Python error: Segmentation fault when training

anas9011 · December 22, 2019, 2:44pm

I’m sorry, but I can’t just explore your fork to deduce and help you

That’s valid. The TL;DR of that script is:

Get all the audio files in a directory and iterate through them.
Calculate the audio file size.
Parses the first two numbers in the file name: <Chapter>_<verse>_<hash>.wav.
Get the transcript of the Chapter/Verse.
Create csv entry.

I tested out a single bad file and got the following error:

I Initializing variables...
I STARTING Optimization
Epoch 0 |   Training | Elapsed Time: 0:00:00 | Steps: 0 | Loss: 0.000000                                                                                                                   Traceback (most recent call last):
  File "/Users/allabana/.virtualenvs/test-ds-1/lib/python3.7/site-packages/tensorflow/python/client/session.py", line 1356, in _do_call
    return fn(*args)
  File "/Users/allabana/.virtualenvs/test-ds-1/lib/python3.7/site-packages/tensorflow/python/client/session.py", line 1341, in _run_fn
    options, feed_dict, fetch_list, target_list, run_metadata)
  File "/Users/allabana/.virtualenvs/test-ds-1/lib/python3.7/site-packages/tensorflow/python/client/session.py", line 1429, in _call_tf_sessionrun
    run_metadata)
tensorflow.python.framework.errors_impl.InvalidArgumentError: Header mismatch: Expected fmt  but found JUNK
	 [[{{node DecodeWav}}]]
	 [[tower_0/IteratorGetNext]]

Which led me to a previous solution by you here

That and the stack of the graph would suggest a bogus WAV file.

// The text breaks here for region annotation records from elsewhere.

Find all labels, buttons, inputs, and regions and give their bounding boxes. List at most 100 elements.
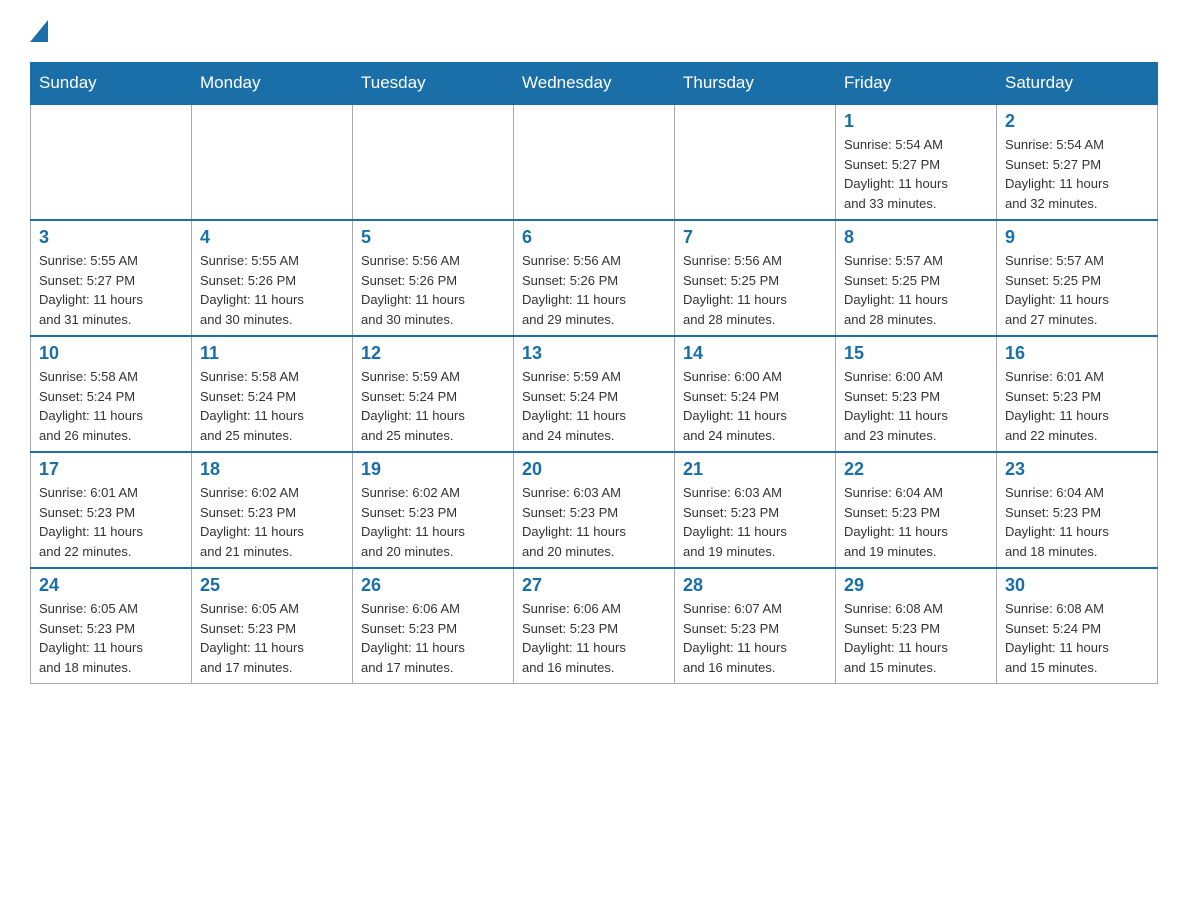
day-number: 14 [683,343,827,364]
calendar-day: 30Sunrise: 6:08 AM Sunset: 5:24 PM Dayli… [997,568,1158,684]
calendar-day: 12Sunrise: 5:59 AM Sunset: 5:24 PM Dayli… [353,336,514,452]
calendar-week-5: 24 Sunrise: 6:05 AM Sunset: 5:23 PM Dayli… [31,568,1158,684]
calendar-week-3: 10Sunrise: 5:58 AM Sunset: 5:24 PM Dayli… [31,336,1158,452]
day-info: Sunrise: 5:58 AM Sunset: 5:24 PM Dayligh… [200,367,344,445]
day-info: Sunrise: 6:02 AM Sunset: 5:23 PM Dayligh… [361,483,505,561]
logo-triangle-icon [30,20,48,42]
day-info: Sunrise: 6:06 AM Sunset: 5:23 PM Dayligh… [522,599,666,677]
calendar-day: 11 Sunrise: 5:58 AM Sunset: 5:24 PM Dayli… [192,336,353,452]
day-number: 7 [683,227,827,248]
day-info: Sunrise: 5:56 AM Sunset: 5:26 PM Dayligh… [361,251,505,329]
calendar-day [353,104,514,220]
calendar-header-thursday: Thursday [675,63,836,105]
day-info: Sunrise: 5:55 AM Sunset: 5:26 PM Dayligh… [200,251,344,329]
day-number: 21 [683,459,827,480]
day-info: Sunrise: 6:08 AM Sunset: 5:24 PM Dayligh… [1005,599,1149,677]
calendar-day: 10Sunrise: 5:58 AM Sunset: 5:24 PM Dayli… [31,336,192,452]
calendar-header-saturday: Saturday [997,63,1158,105]
day-info: Sunrise: 5:57 AM Sunset: 5:25 PM Dayligh… [1005,251,1149,329]
calendar-day: 19 Sunrise: 6:02 AM Sunset: 5:23 PM Dayli… [353,452,514,568]
calendar-day [675,104,836,220]
day-number: 18 [200,459,344,480]
calendar-header-wednesday: Wednesday [514,63,675,105]
calendar-day: 25 Sunrise: 6:05 AM Sunset: 5:23 PM Dayli… [192,568,353,684]
day-number: 24 [39,575,183,596]
calendar-week-4: 17 Sunrise: 6:01 AM Sunset: 5:23 PM Dayli… [31,452,1158,568]
calendar-day: 22 Sunrise: 6:04 AM Sunset: 5:23 PM Dayli… [836,452,997,568]
day-number: 2 [1005,111,1149,132]
calendar-week-2: 3Sunrise: 5:55 AM Sunset: 5:27 PM Daylig… [31,220,1158,336]
calendar-day [31,104,192,220]
page-header [30,20,1158,42]
day-info: Sunrise: 5:55 AM Sunset: 5:27 PM Dayligh… [39,251,183,329]
calendar-day: 7 Sunrise: 5:56 AM Sunset: 5:25 PM Daylig… [675,220,836,336]
calendar-header-tuesday: Tuesday [353,63,514,105]
day-info: Sunrise: 6:04 AM Sunset: 5:23 PM Dayligh… [844,483,988,561]
day-info: Sunrise: 6:07 AM Sunset: 5:23 PM Dayligh… [683,599,827,677]
day-number: 17 [39,459,183,480]
day-info: Sunrise: 6:04 AM Sunset: 5:23 PM Dayligh… [1005,483,1149,561]
calendar-day: 6 Sunrise: 5:56 AM Sunset: 5:26 PM Daylig… [514,220,675,336]
day-info: Sunrise: 5:56 AM Sunset: 5:26 PM Dayligh… [522,251,666,329]
day-info: Sunrise: 6:01 AM Sunset: 5:23 PM Dayligh… [1005,367,1149,445]
calendar-day: 5 Sunrise: 5:56 AM Sunset: 5:26 PM Daylig… [353,220,514,336]
calendar-day: 16 Sunrise: 6:01 AM Sunset: 5:23 PM Dayli… [997,336,1158,452]
calendar-day: 17 Sunrise: 6:01 AM Sunset: 5:23 PM Dayli… [31,452,192,568]
calendar-day: 2 Sunrise: 5:54 AM Sunset: 5:27 PM Daylig… [997,104,1158,220]
calendar-day [192,104,353,220]
day-info: Sunrise: 5:58 AM Sunset: 5:24 PM Dayligh… [39,367,183,445]
day-info: Sunrise: 6:05 AM Sunset: 5:23 PM Dayligh… [200,599,344,677]
day-number: 4 [200,227,344,248]
day-number: 5 [361,227,505,248]
calendar-day: 26 Sunrise: 6:06 AM Sunset: 5:23 PM Dayli… [353,568,514,684]
day-number: 9 [1005,227,1149,248]
calendar-day: 21Sunrise: 6:03 AM Sunset: 5:23 PM Dayli… [675,452,836,568]
calendar-day: 8 Sunrise: 5:57 AM Sunset: 5:25 PM Daylig… [836,220,997,336]
calendar-day: 23Sunrise: 6:04 AM Sunset: 5:23 PM Dayli… [997,452,1158,568]
day-info: Sunrise: 6:08 AM Sunset: 5:23 PM Dayligh… [844,599,988,677]
day-info: Sunrise: 5:59 AM Sunset: 5:24 PM Dayligh… [522,367,666,445]
day-number: 20 [522,459,666,480]
day-info: Sunrise: 6:01 AM Sunset: 5:23 PM Dayligh… [39,483,183,561]
day-info: Sunrise: 5:57 AM Sunset: 5:25 PM Dayligh… [844,251,988,329]
day-number: 1 [844,111,988,132]
day-info: Sunrise: 5:56 AM Sunset: 5:25 PM Dayligh… [683,251,827,329]
day-number: 25 [200,575,344,596]
calendar-day: 9 Sunrise: 5:57 AM Sunset: 5:25 PM Daylig… [997,220,1158,336]
day-number: 11 [200,343,344,364]
calendar-header-monday: Monday [192,63,353,105]
day-number: 29 [844,575,988,596]
calendar-day: 27 Sunrise: 6:06 AM Sunset: 5:23 PM Dayli… [514,568,675,684]
calendar-day: 13 Sunrise: 5:59 AM Sunset: 5:24 PM Dayli… [514,336,675,452]
calendar-day: 29 Sunrise: 6:08 AM Sunset: 5:23 PM Dayli… [836,568,997,684]
day-number: 19 [361,459,505,480]
calendar-day [514,104,675,220]
day-number: 16 [1005,343,1149,364]
calendar-table: SundayMondayTuesdayWednesdayThursdayFrid… [30,62,1158,684]
calendar-day: 3Sunrise: 5:55 AM Sunset: 5:27 PM Daylig… [31,220,192,336]
calendar-day: 4 Sunrise: 5:55 AM Sunset: 5:26 PM Daylig… [192,220,353,336]
day-info: Sunrise: 6:05 AM Sunset: 5:23 PM Dayligh… [39,599,183,677]
day-info: Sunrise: 6:00 AM Sunset: 5:24 PM Dayligh… [683,367,827,445]
calendar-day: 20 Sunrise: 6:03 AM Sunset: 5:23 PM Dayli… [514,452,675,568]
day-number: 8 [844,227,988,248]
day-info: Sunrise: 5:59 AM Sunset: 5:24 PM Dayligh… [361,367,505,445]
day-info: Sunrise: 6:02 AM Sunset: 5:23 PM Dayligh… [200,483,344,561]
calendar-day: 14 Sunrise: 6:00 AM Sunset: 5:24 PM Dayli… [675,336,836,452]
day-number: 15 [844,343,988,364]
day-number: 26 [361,575,505,596]
calendar-header-friday: Friday [836,63,997,105]
day-info: Sunrise: 6:03 AM Sunset: 5:23 PM Dayligh… [522,483,666,561]
day-info: Sunrise: 5:54 AM Sunset: 5:27 PM Dayligh… [1005,135,1149,213]
day-info: Sunrise: 6:06 AM Sunset: 5:23 PM Dayligh… [361,599,505,677]
day-number: 22 [844,459,988,480]
day-number: 28 [683,575,827,596]
logo [30,20,48,42]
day-number: 13 [522,343,666,364]
calendar-day: 15 Sunrise: 6:00 AM Sunset: 5:23 PM Dayli… [836,336,997,452]
day-number: 6 [522,227,666,248]
day-number: 27 [522,575,666,596]
calendar-day: 1Sunrise: 5:54 AM Sunset: 5:27 PM Daylig… [836,104,997,220]
day-info: Sunrise: 6:00 AM Sunset: 5:23 PM Dayligh… [844,367,988,445]
calendar-week-1: 1 Sunrise: 5:54 AM Sunset: 5:27 PM Daylig… [31,104,1158,220]
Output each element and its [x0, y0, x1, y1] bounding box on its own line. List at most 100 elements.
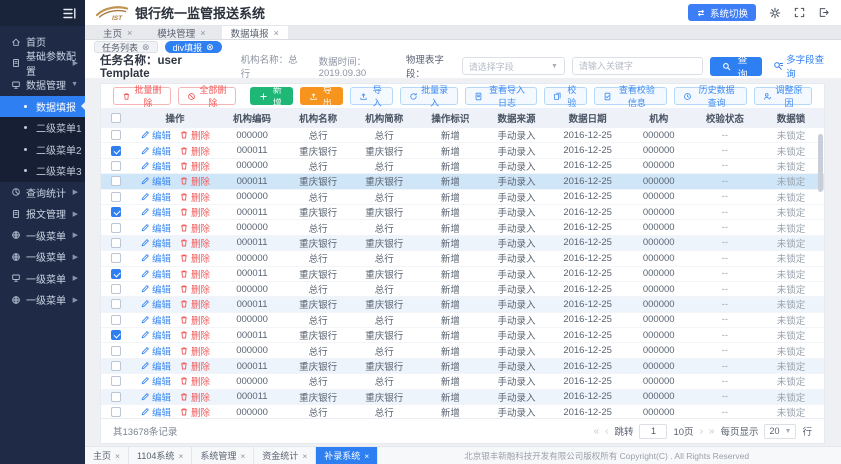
sidebar-item-12[interactable]: 一级菜单▶ [0, 289, 85, 311]
delete-link[interactable]: 删除 [179, 297, 210, 311]
keyword-input[interactable] [572, 57, 703, 75]
delete-link[interactable]: 删除 [179, 221, 210, 235]
edit-link[interactable]: 编辑 [140, 328, 171, 342]
edit-link[interactable]: 编辑 [140, 405, 171, 418]
sidebar-item-7[interactable]: 查询统计▶ [0, 182, 85, 204]
delete-link[interactable]: 删除 [179, 128, 210, 142]
delete-all-button[interactable]: 全部删除 [178, 87, 236, 105]
page-number-input[interactable] [639, 424, 667, 439]
scrollbar-thumb[interactable] [818, 134, 823, 192]
close-circle-icon[interactable]: ⊗ [142, 42, 150, 53]
delete-link[interactable]: 删除 [179, 282, 210, 296]
delete-link[interactable]: 删除 [179, 405, 210, 418]
last-page-icon[interactable]: » [709, 426, 715, 437]
delete-link[interactable]: 删除 [179, 205, 210, 219]
table-row[interactable]: 编辑删除000000总行总行新增手动录入2016-12-25000000--未锁… [101, 282, 824, 297]
settings-gear-icon[interactable] [769, 7, 781, 19]
table-row[interactable]: 编辑删除000000总行总行新增手动录入2016-12-25000000--未锁… [101, 251, 824, 266]
row-checkbox[interactable] [111, 330, 121, 340]
sidebar-item-8[interactable]: 报文管理▶ [0, 203, 85, 225]
edit-link[interactable]: 编辑 [140, 267, 171, 281]
delete-link[interactable]: 删除 [179, 313, 210, 327]
edit-link[interactable]: 编辑 [140, 205, 171, 219]
edit-link[interactable]: 编辑 [140, 174, 171, 188]
bottom-tab-1[interactable]: 1104系统× [129, 447, 192, 464]
edit-link[interactable]: 编辑 [140, 359, 171, 373]
bottom-tab-3[interactable]: 资金统计× [254, 447, 316, 464]
sidebar-item-5[interactable]: 二级菜单2 [0, 139, 85, 161]
sidebar-item-3[interactable]: 数据填报 [0, 96, 85, 118]
delete-link[interactable]: 删除 [179, 344, 210, 358]
table-row[interactable]: 编辑删除000011重庆银行重庆银行新增手动录入2016-12-25000000… [101, 143, 824, 158]
edit-link[interactable]: 编辑 [140, 282, 171, 296]
table-row[interactable]: 编辑删除000011重庆银行重庆银行新增手动录入2016-12-25000000… [101, 267, 824, 282]
row-checkbox[interactable] [111, 376, 121, 386]
delete-link[interactable]: 删除 [179, 267, 210, 281]
edit-link[interactable]: 编辑 [140, 344, 171, 358]
row-checkbox[interactable] [111, 269, 121, 279]
tab-0[interactable]: 主页× [94, 26, 141, 39]
close-icon[interactable]: × [364, 451, 369, 461]
close-icon[interactable]: × [127, 28, 132, 38]
bottom-tab-4[interactable]: 补录系统× [316, 447, 378, 464]
search-button[interactable]: 查询 [710, 57, 762, 76]
row-checkbox[interactable] [111, 361, 121, 371]
row-checkbox[interactable] [111, 299, 121, 309]
tab-1[interactable]: 模块管理× [148, 26, 214, 39]
delete-link[interactable]: 删除 [179, 190, 210, 204]
table-row[interactable]: 编辑删除000011重庆银行重庆银行新增手动录入2016-12-25000000… [101, 328, 824, 343]
delete-link[interactable]: 删除 [179, 144, 210, 158]
close-icon[interactable]: × [274, 28, 279, 38]
row-checkbox[interactable] [111, 223, 121, 233]
sidebar-item-9[interactable]: 一级菜单▶ [0, 225, 85, 247]
close-icon[interactable]: × [178, 451, 183, 461]
close-icon[interactable]: × [240, 451, 245, 461]
row-checkbox[interactable] [111, 161, 121, 171]
table-row[interactable]: 编辑删除000000总行总行新增手动录入2016-12-25000000--未锁… [101, 220, 824, 235]
table-row[interactable]: 编辑删除000000总行总行新增手动录入2016-12-25000000--未锁… [101, 190, 824, 205]
row-checkbox[interactable] [111, 253, 121, 263]
add-button[interactable]: 新增 [250, 87, 293, 105]
table-row[interactable]: 编辑删除000011重庆银行重庆银行新增手动录入2016-12-25000000… [101, 359, 824, 374]
delete-link[interactable]: 删除 [179, 174, 210, 188]
per-page-select[interactable]: 20 ▼ [764, 424, 796, 439]
select-all-checkbox[interactable] [111, 113, 121, 123]
close-icon[interactable]: × [200, 28, 205, 38]
tab-2[interactable]: 数据填报× [222, 26, 288, 39]
table-row[interactable]: 编辑删除000011重庆银行重庆银行新增手动录入2016-12-25000000… [101, 236, 824, 251]
delete-link[interactable]: 删除 [179, 328, 210, 342]
table-row[interactable]: 编辑删除000011重庆银行重庆银行新增手动录入2016-12-25000000… [101, 205, 824, 220]
edit-link[interactable]: 编辑 [140, 251, 171, 265]
delete-link[interactable]: 删除 [179, 374, 210, 388]
table-row[interactable]: 编辑删除000000总行总行新增手动录入2016-12-25000000--未锁… [101, 405, 824, 418]
table-row[interactable]: 编辑删除000011重庆银行重庆银行新增手动录入2016-12-25000000… [101, 390, 824, 405]
edit-link[interactable]: 编辑 [140, 297, 171, 311]
multi-field-search-link[interactable]: 多字段查询 [773, 52, 825, 80]
row-checkbox[interactable] [111, 192, 121, 202]
edit-link[interactable]: 编辑 [140, 159, 171, 173]
edit-link[interactable]: 编辑 [140, 190, 171, 204]
edit-link[interactable]: 编辑 [140, 144, 171, 158]
row-checkbox[interactable] [111, 407, 121, 417]
row-checkbox[interactable] [111, 315, 121, 325]
table-row[interactable]: 编辑删除000000总行总行新增手动录入2016-12-25000000--未锁… [101, 159, 824, 174]
sidebar-item-6[interactable]: 二级菜单3 [0, 160, 85, 182]
table-row[interactable]: 编辑删除000000总行总行新增手动录入2016-12-25000000--未锁… [101, 313, 824, 328]
bottom-tab-0[interactable]: 主页× [85, 447, 129, 464]
batch-entry-button[interactable]: 批量录入 [400, 87, 458, 105]
delete-link[interactable]: 删除 [179, 251, 210, 265]
first-page-icon[interactable]: « [594, 426, 600, 437]
collapse-menu-icon[interactable] [63, 8, 76, 19]
adjust-reason-button[interactable]: 调整原因 [754, 87, 812, 105]
view-import-log-button[interactable]: 查看导入日志 [465, 87, 538, 105]
history-query-button[interactable]: 历史数据查询 [674, 87, 747, 105]
import-button[interactable]: 导入 [350, 87, 393, 105]
edit-link[interactable]: 编辑 [140, 236, 171, 250]
row-checkbox[interactable] [111, 284, 121, 294]
edit-link[interactable]: 编辑 [140, 313, 171, 327]
table-row[interactable]: 编辑删除000011重庆银行重庆银行新增手动录入2016-12-25000000… [101, 174, 824, 189]
row-checkbox[interactable] [111, 346, 121, 356]
row-checkbox[interactable] [111, 207, 121, 217]
row-checkbox[interactable] [111, 176, 121, 186]
row-checkbox[interactable] [111, 392, 121, 402]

I was able to run DeepSpeech successfully with a single file.

python3 -u DeepSpeech.py \
  --alphabet_config_path "$ALPHABET_PATH" \
  --lm_binary_path "$LM_BINARY_PATH" \
  --lm_trie_path "$LM_TRIE_PATH" \
  --train_files "$TRAIN_CSV_FILE" \
  --test_files "$TEST_CSV_FILE" \
  --train_batch_size 1 \
  --test_batch_size 1 \
  --n_hidden 100 \
  --epochs 35 \
  --checkpoint_dir "$checkpoint_dir" \
  "$@"

However, I get the following error when it finishes:

[scorer.cpp:77] FATAL: "(access(filename, (1<<2))) == (0)" check failed. Invalid language model path

and I’m assuming that’s because I need to provide the binary and trie path.